H. mutilum subsp. mutilum has an apical internode that is shorter than the rest of the internodes. The leaves are variable in shape but are most commonly broadly ovate or suborbicular, and have a pale underside. The sepals are more broad above their middle. The inflorescence of the subspecies branches from two to ten nodes, with the branching being chiefly dichasial. The subspecies is distributed throughout the entire distribution of the species except for the northernmost regions and part of the coast of the Gulf of Mexico.

H. mutilum subsp. latisepalum has well developed apical internodes that are longer than other internodes. The leaves are broadly ovate with pale undersides. The sepals are more or less imbricate and are wider above their middle. The inflorescence branches from one to four nodes and branches diffusely and monochasially distally. The subspecies only occurs in scattered populations in low grounds and coastal mud from New Jersey to Florida and west to Texas.

H. mutilum subsp. boreale has shorter or absent apical internodes. The broadly ovate to elliptic leaves have no pale undersides. The sepals are not imbricate and are wider in their upper half. The inflorescence branches from two to six nodes, branching mostly dichasially. When the subspecies grows when submersed in water, the plants are nearly always sterile and have elongated stems. The subspecies occurs from Newfoundland west to Manitoba, Wisconsin, and Minnesota and south to Virginia.
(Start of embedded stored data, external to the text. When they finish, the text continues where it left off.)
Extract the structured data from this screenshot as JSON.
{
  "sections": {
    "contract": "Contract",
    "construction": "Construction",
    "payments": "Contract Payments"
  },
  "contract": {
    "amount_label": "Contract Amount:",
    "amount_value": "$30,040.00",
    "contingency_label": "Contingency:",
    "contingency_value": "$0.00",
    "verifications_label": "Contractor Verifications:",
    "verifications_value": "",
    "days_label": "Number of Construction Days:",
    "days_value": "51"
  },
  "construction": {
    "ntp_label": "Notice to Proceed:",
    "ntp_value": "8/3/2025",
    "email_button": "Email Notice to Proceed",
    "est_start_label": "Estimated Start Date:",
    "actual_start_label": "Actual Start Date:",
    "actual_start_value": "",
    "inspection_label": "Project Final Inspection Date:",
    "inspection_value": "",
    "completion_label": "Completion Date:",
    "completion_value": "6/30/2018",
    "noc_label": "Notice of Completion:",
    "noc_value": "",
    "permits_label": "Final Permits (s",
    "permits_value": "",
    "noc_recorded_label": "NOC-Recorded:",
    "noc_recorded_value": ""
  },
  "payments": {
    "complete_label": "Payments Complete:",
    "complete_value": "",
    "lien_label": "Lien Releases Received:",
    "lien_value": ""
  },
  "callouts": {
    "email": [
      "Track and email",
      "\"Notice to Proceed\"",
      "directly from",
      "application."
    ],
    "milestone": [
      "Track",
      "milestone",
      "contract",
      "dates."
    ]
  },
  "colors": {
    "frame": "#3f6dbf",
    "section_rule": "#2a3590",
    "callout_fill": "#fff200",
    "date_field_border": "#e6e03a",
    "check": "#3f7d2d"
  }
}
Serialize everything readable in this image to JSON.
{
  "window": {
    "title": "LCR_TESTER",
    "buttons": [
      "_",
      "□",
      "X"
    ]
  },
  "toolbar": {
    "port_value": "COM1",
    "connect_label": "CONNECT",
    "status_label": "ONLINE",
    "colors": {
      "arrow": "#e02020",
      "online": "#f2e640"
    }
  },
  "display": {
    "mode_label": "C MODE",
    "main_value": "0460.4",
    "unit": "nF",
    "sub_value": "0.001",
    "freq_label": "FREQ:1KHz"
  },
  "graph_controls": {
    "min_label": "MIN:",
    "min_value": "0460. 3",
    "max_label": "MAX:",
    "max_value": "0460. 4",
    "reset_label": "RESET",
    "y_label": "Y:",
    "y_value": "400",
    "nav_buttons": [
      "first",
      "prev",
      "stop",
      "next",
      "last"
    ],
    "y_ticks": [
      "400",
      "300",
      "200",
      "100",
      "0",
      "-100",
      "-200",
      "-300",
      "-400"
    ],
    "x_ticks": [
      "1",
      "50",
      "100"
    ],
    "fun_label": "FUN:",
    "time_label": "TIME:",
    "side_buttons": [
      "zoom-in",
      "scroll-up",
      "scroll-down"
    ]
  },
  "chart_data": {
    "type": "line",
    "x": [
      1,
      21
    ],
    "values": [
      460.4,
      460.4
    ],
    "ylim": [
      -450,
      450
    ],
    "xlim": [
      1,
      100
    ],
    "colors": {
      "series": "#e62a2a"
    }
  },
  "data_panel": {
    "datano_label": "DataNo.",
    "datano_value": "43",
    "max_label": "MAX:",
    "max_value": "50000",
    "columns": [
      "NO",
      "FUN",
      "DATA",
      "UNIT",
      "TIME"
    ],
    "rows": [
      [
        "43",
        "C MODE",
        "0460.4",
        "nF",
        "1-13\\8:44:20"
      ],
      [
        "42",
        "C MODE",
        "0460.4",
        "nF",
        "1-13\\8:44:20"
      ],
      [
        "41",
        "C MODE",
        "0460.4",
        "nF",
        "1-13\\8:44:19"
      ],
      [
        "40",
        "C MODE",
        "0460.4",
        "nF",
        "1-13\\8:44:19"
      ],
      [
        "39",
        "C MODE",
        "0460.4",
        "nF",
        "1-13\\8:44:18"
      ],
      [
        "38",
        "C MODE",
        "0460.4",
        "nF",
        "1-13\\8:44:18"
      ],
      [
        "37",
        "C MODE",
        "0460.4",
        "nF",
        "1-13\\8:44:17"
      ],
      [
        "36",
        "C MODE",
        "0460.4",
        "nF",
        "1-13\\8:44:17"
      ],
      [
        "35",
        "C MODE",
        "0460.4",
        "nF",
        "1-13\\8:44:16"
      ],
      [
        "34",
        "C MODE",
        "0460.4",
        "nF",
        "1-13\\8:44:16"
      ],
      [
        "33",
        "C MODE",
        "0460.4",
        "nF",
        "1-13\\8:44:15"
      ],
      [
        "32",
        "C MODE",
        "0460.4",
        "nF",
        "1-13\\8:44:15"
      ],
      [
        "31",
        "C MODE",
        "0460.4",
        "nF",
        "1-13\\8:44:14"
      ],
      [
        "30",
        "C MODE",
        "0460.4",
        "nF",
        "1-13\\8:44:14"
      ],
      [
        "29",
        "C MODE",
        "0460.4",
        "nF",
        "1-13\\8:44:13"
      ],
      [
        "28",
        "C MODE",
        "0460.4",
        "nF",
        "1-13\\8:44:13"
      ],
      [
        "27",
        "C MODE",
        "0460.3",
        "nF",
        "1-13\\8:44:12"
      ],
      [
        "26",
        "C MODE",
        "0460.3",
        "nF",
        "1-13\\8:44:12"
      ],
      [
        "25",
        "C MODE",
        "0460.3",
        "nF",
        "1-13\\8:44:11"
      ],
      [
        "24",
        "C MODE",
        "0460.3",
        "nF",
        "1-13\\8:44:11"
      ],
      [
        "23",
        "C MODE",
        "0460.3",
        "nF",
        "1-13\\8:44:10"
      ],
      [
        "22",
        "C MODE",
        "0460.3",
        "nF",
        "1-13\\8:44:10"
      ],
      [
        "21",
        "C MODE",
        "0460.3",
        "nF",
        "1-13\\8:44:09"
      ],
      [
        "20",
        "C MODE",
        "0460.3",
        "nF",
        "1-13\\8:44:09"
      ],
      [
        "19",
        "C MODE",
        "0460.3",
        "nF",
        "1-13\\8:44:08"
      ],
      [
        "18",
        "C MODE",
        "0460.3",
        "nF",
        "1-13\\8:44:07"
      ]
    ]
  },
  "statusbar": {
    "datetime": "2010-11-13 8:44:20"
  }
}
==Habitat and distribution==

Hypericum mutilum grows in ditches, marshes, shorelines, and occasionally in moist woods and fields. In the United States it occurs up to 1400 m and in Ecuador it occurs up to 2300 m. It prefers a soil pH of 4.8 to 7.2.

The plant is native to Eastern Canada and the United States, where it occurs in the north from south-eastern Manitoba to southern Ontario to Newfoundland, in the south to Florida, and in the west to Texas. It has been introduced to France in Landes, to Italy in Tuscany, to Poland in Silesia, to Mexico (where it may be partly native), to Honduras, Ecuador, Peru, Brazil, New Zealand, and Hawaii. The populations discovered in France in 1934 and in Italy in 1834 seem to have been established for a long time.

==Ecology==

Similar to some other species of Trigynobathys, H. mutilum grows in moist or muddy habitats where its seeds adhere to wading birds. The long-distance migrations of these birds is most likely the method by which the species has been introduced to Central and South America, where in some areas including Mexico and Ecuador the species appears to have been established for a long time.